WANdisco Announces Support for In-Memory Data Processing Technologies, Spark and Shark
San Jose (Hadoop Summit, Booth 50), CA – June 26, 2013 - WANdisco (LSE: WAND), a provider of high-availability software for global enterprises to meet the challenges of Big Data and distributed software development, today announced a technology preview of the Spark application and its associated data warehousing system Shark available as an add-on to WANdisco Distro 3.6.
Spark offers significant new computation model capabilities and performance enhancements compared to MapReduce by utilizing in-memory data storage to perform fast iterative queries. In initial testing, Spark has delivered speeds up to 100 times faster than MapReduce. Spark is capable of reading and writing to any Hadoop-supported filesystem.

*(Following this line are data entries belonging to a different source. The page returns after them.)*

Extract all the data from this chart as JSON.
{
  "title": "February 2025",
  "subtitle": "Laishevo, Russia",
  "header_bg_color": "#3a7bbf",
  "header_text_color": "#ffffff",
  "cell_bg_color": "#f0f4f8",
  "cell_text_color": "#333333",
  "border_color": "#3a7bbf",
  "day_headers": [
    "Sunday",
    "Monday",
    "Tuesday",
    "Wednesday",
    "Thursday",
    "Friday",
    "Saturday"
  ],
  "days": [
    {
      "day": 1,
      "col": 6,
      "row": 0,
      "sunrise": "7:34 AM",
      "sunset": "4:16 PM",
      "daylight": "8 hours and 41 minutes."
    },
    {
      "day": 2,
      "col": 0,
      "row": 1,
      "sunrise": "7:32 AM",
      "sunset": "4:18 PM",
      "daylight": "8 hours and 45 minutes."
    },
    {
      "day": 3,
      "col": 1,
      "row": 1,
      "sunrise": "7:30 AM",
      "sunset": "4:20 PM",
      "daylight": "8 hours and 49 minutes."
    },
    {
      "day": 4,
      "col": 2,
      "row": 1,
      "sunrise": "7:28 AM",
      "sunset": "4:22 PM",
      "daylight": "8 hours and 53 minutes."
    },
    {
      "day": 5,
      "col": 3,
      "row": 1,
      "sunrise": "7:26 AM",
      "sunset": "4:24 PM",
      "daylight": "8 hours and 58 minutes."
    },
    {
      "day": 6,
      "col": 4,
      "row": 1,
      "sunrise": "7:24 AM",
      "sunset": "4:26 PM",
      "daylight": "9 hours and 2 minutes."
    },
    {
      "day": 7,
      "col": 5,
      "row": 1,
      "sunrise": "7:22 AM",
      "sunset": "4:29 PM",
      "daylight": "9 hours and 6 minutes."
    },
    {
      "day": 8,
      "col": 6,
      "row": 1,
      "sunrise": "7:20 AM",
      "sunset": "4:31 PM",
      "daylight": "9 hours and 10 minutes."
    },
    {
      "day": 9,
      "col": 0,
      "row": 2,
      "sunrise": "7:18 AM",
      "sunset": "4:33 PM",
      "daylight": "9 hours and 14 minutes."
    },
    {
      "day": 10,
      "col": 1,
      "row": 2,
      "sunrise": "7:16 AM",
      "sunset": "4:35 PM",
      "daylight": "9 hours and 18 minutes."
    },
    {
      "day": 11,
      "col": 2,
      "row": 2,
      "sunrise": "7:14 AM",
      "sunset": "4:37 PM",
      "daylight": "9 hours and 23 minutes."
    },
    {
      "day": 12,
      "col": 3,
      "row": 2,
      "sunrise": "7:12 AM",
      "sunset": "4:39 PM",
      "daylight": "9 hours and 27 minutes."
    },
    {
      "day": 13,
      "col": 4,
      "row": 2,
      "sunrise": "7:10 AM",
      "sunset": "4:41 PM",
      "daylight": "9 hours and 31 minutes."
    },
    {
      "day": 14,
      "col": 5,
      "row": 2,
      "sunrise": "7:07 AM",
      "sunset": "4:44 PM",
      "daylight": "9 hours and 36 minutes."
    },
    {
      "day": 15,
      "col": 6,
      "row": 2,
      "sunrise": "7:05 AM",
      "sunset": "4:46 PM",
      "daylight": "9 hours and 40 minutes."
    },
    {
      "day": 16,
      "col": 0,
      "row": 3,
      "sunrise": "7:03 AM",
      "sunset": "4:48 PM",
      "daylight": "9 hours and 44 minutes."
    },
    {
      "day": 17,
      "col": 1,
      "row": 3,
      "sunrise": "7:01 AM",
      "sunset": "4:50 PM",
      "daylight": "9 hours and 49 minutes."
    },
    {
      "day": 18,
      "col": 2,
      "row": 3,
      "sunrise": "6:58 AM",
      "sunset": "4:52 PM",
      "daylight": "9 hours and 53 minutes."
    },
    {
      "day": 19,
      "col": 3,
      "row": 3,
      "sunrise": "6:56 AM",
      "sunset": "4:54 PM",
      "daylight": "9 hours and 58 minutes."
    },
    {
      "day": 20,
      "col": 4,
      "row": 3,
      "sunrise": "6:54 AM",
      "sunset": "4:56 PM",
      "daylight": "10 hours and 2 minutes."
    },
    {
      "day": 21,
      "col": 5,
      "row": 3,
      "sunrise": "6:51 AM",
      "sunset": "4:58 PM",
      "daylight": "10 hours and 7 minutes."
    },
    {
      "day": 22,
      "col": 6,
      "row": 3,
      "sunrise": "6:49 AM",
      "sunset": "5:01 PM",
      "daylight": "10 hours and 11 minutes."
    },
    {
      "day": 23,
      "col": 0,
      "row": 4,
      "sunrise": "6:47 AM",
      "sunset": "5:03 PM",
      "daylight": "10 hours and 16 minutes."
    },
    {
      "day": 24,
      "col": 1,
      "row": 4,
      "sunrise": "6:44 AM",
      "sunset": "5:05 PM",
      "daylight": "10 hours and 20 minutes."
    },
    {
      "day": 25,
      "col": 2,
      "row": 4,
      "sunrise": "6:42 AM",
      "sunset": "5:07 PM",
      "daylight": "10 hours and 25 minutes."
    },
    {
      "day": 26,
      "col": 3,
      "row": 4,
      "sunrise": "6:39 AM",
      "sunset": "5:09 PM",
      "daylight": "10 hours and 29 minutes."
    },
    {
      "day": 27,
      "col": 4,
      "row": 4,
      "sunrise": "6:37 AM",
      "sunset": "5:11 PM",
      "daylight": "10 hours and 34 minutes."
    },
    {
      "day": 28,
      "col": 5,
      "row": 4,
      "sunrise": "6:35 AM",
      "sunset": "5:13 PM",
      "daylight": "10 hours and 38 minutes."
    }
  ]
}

Shark, which is designed for compatibility with existing Apache Hive, is a large-scale data warehousing system that runs on Spark. Shark addresses Hive limitations without the need for additional development by supporting standard SQL, Hive’s query language (HiveQL), metastore, serialization formats, and user-defined functions. Shark also allows users to cache their data sets in-memory, enabling increased efficiency while providing maximum performance.
"Spark and Shark represent the next leap forward in data processing performance," said David Richards, CEO of WANdisco. "With this technology preview, users will be able to vastly improve the efficiency of their existing Hadoop deployments without the need for additional configuration or expenditure."
Development of Spark for YARN is still in progress and will be made available as soon as it has undergone further quality assurance testing.
"WANdisco is showing strong support of Spark and Shark," said Ion Stoica, co-director, of AMPlab of UC Berkeley Electrical Engineering and Computer Sciences, where Spark, Shark and Mesos have been developed. "This helps to validate the technology in the marketplace and reduces data analysis time, allowing businesses to bring interactive data analytics into Big Data space."
Spark will be available for free download with WDD in 30 to 60 days.